The autovacuum system
A SAMIZDAT node is, among other things, a participating cache for the rest of the network. Every object you fetch sticks around on your disk and is served back out to anyone who asks for it, which is great for the network and slightly less great for your free space. The vacuum subsystem is what keeps that cache bounded.
Why the node needs vacuum
Every node has a storage budget set by the max_storage field in
node.toml, expressed in megabytes. Two kinds of content count
against the budget very differently:
- Bookmarked content is content the node operator has decided is
valuable: your own series’ editions, content you have explicitly
pinned, objects referenced by series you subscribe to. Vacuum will
never evict bookmarked content. If your bookmarks already exceed
max_storage, you will simply run over budget. - Disposable cached content is everything else: bytes that happened to flow through your node because you visited a page or helped serve a request. Vacuum is free to evict any of this when the total storage gets near the budget.
The distinction is tracked per-object in a refcount-style table; see
node/src/models/bookmark.rs for the on-disk encoding.
What vacuum does
Vacuum runs in two passes.
The eviction pass walks the object-statistics table, ranks each object
by a usefulness score, and removes the least-useful disposable
objects (heap-ordered, smallest usefulness popped first) until total
storage is back under max_storage. Anything bookmarked is skipped
in this loop; if vacuum runs out of disposable objects before getting
under budget, it reports Insufficient and leaves the rest alone.
See node/src/vacuum.rs for the exact eviction policy.
The garbage-collection pass cleans up the chunk layer underneath the
object layer. Orphan chunks (chunks whose refcount has dropped to
zero) get deleted, and dangling collection items whose backing object
no longer exists get pruned. There is also a startup-only sweep that
deletes chunks left behind by imports that crashed mid-flight; the
refcount machinery that backs this lives in the
CreateChunkRefCount migration in node/src/db/migrations.rs.

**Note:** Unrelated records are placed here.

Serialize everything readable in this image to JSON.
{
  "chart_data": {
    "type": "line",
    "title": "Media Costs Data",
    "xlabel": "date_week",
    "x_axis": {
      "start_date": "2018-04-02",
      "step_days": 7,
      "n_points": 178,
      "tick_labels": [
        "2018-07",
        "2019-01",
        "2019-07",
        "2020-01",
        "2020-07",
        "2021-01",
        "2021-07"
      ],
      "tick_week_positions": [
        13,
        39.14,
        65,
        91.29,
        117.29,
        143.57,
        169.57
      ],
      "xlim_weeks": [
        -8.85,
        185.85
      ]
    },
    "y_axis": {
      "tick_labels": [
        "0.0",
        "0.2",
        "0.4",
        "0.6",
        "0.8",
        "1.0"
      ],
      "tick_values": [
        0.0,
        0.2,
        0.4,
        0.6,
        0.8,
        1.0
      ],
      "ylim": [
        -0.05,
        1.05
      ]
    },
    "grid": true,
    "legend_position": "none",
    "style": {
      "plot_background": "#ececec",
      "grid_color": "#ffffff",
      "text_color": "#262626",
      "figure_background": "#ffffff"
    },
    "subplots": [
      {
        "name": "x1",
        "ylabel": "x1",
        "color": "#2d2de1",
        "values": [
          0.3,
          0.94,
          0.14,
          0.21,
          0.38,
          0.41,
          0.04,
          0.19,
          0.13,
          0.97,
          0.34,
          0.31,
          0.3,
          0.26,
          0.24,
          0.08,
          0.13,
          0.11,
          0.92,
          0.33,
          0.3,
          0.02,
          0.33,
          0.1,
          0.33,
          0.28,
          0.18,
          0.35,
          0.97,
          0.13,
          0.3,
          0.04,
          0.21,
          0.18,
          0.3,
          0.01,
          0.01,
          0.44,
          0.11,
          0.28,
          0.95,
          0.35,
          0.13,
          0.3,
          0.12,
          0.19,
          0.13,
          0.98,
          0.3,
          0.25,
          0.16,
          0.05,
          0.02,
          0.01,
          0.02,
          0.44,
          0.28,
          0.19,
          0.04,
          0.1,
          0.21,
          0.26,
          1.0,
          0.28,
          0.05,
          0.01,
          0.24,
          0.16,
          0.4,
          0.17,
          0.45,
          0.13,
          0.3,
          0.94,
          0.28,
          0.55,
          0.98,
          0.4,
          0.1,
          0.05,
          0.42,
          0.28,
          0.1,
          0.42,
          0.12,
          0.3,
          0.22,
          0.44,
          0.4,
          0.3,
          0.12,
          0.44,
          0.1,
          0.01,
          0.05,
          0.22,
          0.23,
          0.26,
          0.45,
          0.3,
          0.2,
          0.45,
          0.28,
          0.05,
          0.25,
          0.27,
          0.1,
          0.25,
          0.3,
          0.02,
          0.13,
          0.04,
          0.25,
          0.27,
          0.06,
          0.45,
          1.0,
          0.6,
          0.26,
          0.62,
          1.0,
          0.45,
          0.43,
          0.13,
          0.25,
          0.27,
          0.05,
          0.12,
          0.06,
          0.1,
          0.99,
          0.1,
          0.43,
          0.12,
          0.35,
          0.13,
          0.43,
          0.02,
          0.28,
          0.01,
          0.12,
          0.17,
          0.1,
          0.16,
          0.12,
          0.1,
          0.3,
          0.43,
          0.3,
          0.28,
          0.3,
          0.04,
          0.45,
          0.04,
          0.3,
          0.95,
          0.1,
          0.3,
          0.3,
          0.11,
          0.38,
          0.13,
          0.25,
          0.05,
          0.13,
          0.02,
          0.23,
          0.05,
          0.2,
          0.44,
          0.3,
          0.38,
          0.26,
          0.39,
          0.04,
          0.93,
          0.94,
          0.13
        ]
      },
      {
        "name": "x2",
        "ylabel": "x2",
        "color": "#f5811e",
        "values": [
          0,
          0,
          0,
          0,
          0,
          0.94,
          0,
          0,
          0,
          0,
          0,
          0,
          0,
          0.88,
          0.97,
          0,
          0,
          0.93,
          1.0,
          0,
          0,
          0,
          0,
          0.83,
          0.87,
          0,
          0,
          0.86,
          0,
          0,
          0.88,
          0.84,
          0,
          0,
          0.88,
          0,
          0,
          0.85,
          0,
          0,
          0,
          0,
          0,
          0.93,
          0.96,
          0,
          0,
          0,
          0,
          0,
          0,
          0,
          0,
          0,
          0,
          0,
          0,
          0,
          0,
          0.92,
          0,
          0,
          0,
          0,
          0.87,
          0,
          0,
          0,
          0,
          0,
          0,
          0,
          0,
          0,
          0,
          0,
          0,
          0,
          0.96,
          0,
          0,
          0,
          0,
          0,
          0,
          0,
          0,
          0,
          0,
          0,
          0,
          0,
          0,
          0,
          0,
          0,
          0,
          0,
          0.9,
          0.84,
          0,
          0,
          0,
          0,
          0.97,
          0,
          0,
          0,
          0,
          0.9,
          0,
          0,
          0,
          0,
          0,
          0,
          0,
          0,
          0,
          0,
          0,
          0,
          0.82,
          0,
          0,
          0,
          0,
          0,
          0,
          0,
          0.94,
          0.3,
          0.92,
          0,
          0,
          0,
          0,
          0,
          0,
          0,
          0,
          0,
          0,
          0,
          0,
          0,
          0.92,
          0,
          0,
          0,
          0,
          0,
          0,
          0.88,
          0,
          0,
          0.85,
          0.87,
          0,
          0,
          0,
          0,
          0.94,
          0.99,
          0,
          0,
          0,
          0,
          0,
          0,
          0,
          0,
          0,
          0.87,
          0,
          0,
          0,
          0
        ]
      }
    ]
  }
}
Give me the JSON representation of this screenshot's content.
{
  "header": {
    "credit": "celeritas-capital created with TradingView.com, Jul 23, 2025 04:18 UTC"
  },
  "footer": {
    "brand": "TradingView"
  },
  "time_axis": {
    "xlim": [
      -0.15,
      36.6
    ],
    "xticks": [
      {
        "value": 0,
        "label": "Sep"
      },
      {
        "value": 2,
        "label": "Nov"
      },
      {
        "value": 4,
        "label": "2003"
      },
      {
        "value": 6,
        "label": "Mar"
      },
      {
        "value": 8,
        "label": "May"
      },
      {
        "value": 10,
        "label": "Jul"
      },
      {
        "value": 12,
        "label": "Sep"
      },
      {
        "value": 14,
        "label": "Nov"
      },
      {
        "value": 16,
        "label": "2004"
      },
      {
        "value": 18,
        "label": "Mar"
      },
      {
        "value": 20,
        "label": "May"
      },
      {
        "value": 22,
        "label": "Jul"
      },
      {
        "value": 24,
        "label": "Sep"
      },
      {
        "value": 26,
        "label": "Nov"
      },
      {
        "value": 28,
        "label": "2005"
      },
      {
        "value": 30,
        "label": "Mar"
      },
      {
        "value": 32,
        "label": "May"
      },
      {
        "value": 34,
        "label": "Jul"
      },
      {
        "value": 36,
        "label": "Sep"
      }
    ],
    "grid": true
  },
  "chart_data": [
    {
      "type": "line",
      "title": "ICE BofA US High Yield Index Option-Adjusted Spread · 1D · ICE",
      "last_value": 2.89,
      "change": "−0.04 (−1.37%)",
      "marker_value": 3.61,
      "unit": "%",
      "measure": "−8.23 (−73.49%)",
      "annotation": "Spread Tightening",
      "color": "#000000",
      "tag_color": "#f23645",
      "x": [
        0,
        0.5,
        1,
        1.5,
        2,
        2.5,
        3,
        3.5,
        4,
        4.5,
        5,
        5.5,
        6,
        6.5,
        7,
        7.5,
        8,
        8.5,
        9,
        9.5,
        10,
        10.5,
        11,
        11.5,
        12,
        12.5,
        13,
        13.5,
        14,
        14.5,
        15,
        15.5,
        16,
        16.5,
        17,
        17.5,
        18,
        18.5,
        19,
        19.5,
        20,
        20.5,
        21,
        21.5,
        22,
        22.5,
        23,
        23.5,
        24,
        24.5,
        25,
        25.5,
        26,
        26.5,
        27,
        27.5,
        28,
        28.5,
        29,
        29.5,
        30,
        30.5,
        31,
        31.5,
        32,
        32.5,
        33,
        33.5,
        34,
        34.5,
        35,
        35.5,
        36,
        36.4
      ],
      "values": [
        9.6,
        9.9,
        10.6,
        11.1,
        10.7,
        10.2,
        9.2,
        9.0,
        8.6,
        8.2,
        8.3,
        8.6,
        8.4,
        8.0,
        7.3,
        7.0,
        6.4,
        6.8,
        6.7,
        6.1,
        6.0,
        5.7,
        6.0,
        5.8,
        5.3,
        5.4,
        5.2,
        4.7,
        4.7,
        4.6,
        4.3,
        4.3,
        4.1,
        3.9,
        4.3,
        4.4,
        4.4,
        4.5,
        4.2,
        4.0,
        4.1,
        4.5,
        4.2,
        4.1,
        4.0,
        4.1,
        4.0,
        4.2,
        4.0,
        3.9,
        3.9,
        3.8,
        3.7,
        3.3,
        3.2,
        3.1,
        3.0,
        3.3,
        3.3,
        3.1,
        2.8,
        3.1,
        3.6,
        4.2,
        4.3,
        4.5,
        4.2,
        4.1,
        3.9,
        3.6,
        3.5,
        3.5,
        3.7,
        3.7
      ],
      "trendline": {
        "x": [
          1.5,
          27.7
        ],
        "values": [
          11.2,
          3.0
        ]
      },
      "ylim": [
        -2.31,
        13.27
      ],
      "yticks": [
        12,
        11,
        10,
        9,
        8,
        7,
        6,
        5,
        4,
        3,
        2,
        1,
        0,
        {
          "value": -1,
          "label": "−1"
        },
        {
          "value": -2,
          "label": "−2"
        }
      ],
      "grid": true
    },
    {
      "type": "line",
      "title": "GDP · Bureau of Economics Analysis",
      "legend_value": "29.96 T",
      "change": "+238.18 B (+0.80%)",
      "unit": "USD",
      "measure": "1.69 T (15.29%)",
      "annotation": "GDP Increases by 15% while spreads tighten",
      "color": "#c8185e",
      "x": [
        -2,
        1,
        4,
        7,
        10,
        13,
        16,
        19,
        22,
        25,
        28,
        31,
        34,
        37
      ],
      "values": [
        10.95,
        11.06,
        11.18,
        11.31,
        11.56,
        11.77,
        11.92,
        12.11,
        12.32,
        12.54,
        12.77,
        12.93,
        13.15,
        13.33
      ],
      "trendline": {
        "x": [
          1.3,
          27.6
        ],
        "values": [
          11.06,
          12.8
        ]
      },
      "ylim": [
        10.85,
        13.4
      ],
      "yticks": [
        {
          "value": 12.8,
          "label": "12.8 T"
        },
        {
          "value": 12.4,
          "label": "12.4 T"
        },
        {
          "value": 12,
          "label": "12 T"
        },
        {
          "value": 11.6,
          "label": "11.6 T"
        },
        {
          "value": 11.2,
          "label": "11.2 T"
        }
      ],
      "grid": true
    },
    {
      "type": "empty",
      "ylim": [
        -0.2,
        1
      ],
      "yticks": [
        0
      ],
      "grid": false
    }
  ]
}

A daemon loop in run_vacuum_daemon paces the passes adaptively so
vacuum never takes more than a configurable share (currently 5%) of
the node’s wall-clock time.
Manual vacuum
If you do not want to wait for the daemon’s next pass, the CLI exposes a one-shot trigger:
samizdat vacuum
This runs a single round of the same eviction-plus-GC logic the daemon uses and prints whether it succeeded in getting under budget, failed to (because too much is bookmarked), or did not need to do anything in the first place.